Most of these children are Indigenous – like me.

This month marks the two year anniversary of the shocking Don Dale ABC expose that forced the country to reckon with the cruelty and abuse of children behind bars.

Within 24 hours of seeing those horrific images, our Prime Minister called a Royal Commission. Last November, the Royal Commission made 277 recommendations. One of the most important was the recommendation to raise the age of criminal responsibility.

I know – and research also tells us – that the earlier a child is forced into the criminal justice system, the more likely they are to become entrenched in it.

In other words, once you get stuck– once courts and prison becomes the norm – it’s just so hard to get out. Most of the people I know from my time inside are still there. Some are already dead. Being forced to live on the inside at such a vulnerable, formative age is incredibly damaging – it skews how you see the world, and how you see right from wrong.

The very first thing that happens to a child once the over-sized, iron door of the prison closes, is a humiliating strip search. Two burly guards stand there and demand that you take off every single piece of your clothing until you’re completely, shamefully naked. As a boy, this was utterly terrifying.

Nobody ever talks about their dreams or ambitions in the prison yard – it’s just about survival, not getting hurt and one day getting out. If we want people to reform, then the best place for this to happen is with their families and in their communities. Time behind bars – being locked in a cell for around twelve hours a day – just crushes your soul.

No child should go through this. No child should be hand cuffed, strip searched, or hear the clang of their cell door as it locks them away. No child should have the phone cut out when they’re talking to their mum because twelve minutes is up. No child should have to bury their childhood and vulnerability so as to survive the brutality of prison. Prisons are missing the very things children need most in life: love, support and guidance.

The United Nations has repeatedly called on Australia to raise the age of criminal responsibility – but these and the calls of the Royal Commission’s calls, seem to have fallen on deaf ears.

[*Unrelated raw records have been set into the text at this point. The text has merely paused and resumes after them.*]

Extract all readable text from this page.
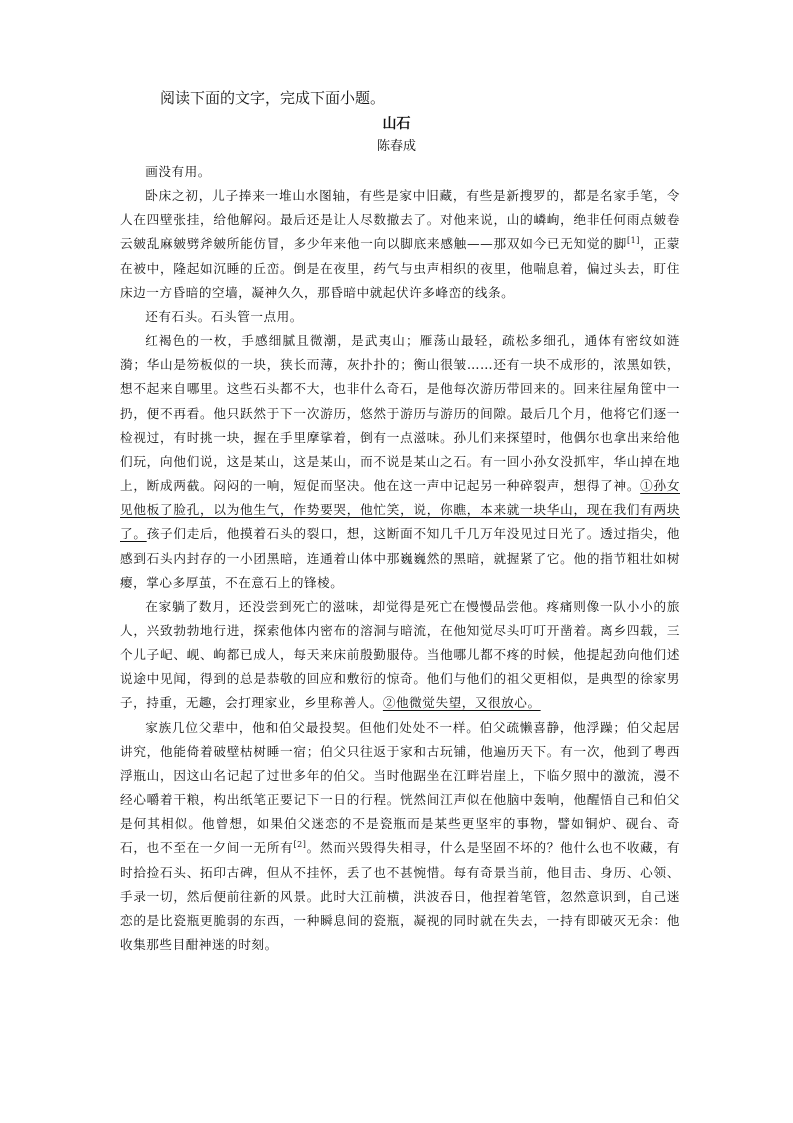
阅读下面的文字，完成下面小题。
山石
陈春成

画没有用。

卧床之初，儿子捧来一堆山水图轴，有些是家中旧藏，有些是新搜罗的，都是名家手笔，令人在四壁张挂，给他解闷。最后还是让人尽数撤去了。对他来说，山的嶙峋，绝非任何雨点皴卷云皴乱麻皴劈斧皴所能仿冒，多少年来他一向以脚底来感触——那双如今已无知觉的脚[1]，正蒙在被中，隆起如沉睡的丘峦。倒是在夜里，药气与虫声相织的夜里，他喘息着，偏过头去，盯住床边一方昏暗的空墙，凝神久久，那昏暗中就起伏许多峰峦的线条。

还有石头。石头管一点用。

红褐色的一枚，手感细腻且微潮，是武夷山；雁荡山最轻，疏松多细孔，通体有密纹如涟漪；华山是笏板似的一块，狭长而薄，灰扑扑的；衡山很皱……还有一块不成形的，浓黑如铁，想不起来自哪里。这些石头都不大，也非什么奇石，是他每次游历带回来的。回来往屋角筐中一扔，便不再看。他只跃然于下一次游历，悠然于游历与游历的间隙。最后几个月，他将它们逐一检视过，有时挑一块，握在手里摩挲着，倒有一点滋味。孙儿们来探望时，他偶尔也拿出来给他们玩，向他们说，这是某山，这是某山，而不说是某山之石。有一回小孙女没抓牢，华山掉在地上，断成两截。闷闷的一响，短促而坚决。他在这一声中记起另一种碎裂声，想得了神。①孙女见他板了脸孔，以为他生气，作势要哭，他忙笑，说，你瞧，本来就一块华山，现在我们有两块了。孩子们走后，他摸着石头的裂口，想，这断面不知几千几万年没见过日光了。透过指尖，他感到石头内封存的一小团黑暗，连通着山体中那巍巍然的黑暗，就握紧了它。他的指节粗壮如树瘿，掌心多厚茧，不在意石上的锋棱。

在家躺了数月，还没尝到死亡的滋味，却觉得是死亡在慢慢品尝他。疼痛则像一队小小的旅人，兴致勃勃地行进，探索他体内密布的溶洞与暗流，在他知觉尽头叮叮开凿着。离乡四载，三个儿子屺、岘、岣都已成人，每天来床前殷勤服侍。当他哪儿都不疼的时候，他提起劲向他们述说途中见闻，得到的总是恭敬的回应和敷衍的惊奇。他们与他们的祖父更相似，是典型的徐家男子，持重，无趣，会打理家业，乡里称善人。②他微觉失望，又很放心。

家族几位父辈中，他和伯父最投契。但他们处处不一样。伯父疏懒喜静，他浮躁；伯父起居讲究，他能倚着破壁枯树睡一宿；伯父只往返于家和古玩铺，他遍历天下。有一次，他到了粤西浮瓶山，因这山名记起了过世多年的伯父。当时他踞坐在江畔岩崖上，下临夕照中的激流，漫不经心嚼着干粮，构出纸笔正要记下一日的行程。恍然间江声似在他脑中轰响，他醒悟自己和伯父是何其相似。他曾想，如果伯父迷恋的不是瓷瓶而是某些更坚牢的事物，譬如铜炉、砚台、奇石，也不至在一夕间一无所有[2]。然而兴毁得失相寻，什么是坚固不坏的？他什么也不收藏，有时拾捡石头、拓印古碑，但从不挂怀，丢了也不甚惋惜。每有奇景当前，他目击、身历、心领、手录一切，然后便前往新的风景。此时大江前横，洪波吞日，他捏着笔管，忽然意识到，自己迷恋的是比瓷瓶更脆弱的东西，一种瞬息间的瓷瓶，凝视的同时就在失去，一持有即破灭无余：他收集那些目酣神迷的时刻。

To date, the only jurisdiction in Australia to publicly support raising the age is the Northern Territory – where 100% of the children behind bars are Indigenous. The ACT, too, seems open. All other jurisdictions don’t appear to see a problem with locking up primary school aged children.

But I am living proof of why this change is so important – why our governments should never give up on children.

When Australia took a seat on the Human Rights Council they promised to uphold human rights, and in particular, to champion Indigenous peoples’ rights. My peoples’ rights.

For as long as Aboriginal and Torres Strait Islander children are 25 times more likely to be imprisoned than non-Indigenous children, these will be hollow promises.

For as long as Australian governments thumb their noses at UN recommendations, Royal Commission recommendations, their own government inquiries, and what Aboriginal and Torres Strait Islander leaders have been telling them for decades, my people will suffer.

Aboriginal and Torre Strait Islander children deserve what I was denied: equality and freedom. The first step to making this happen is for Australia to raise the age of criminal responsibility.

From that tiny prison cell, I would have never dreamed that I would be addressing the United Nations Human Rights Council. But that’s just it. All children – irrespective of where they’re from or the colour of their skin – should be given the same chance to dream and to thrive.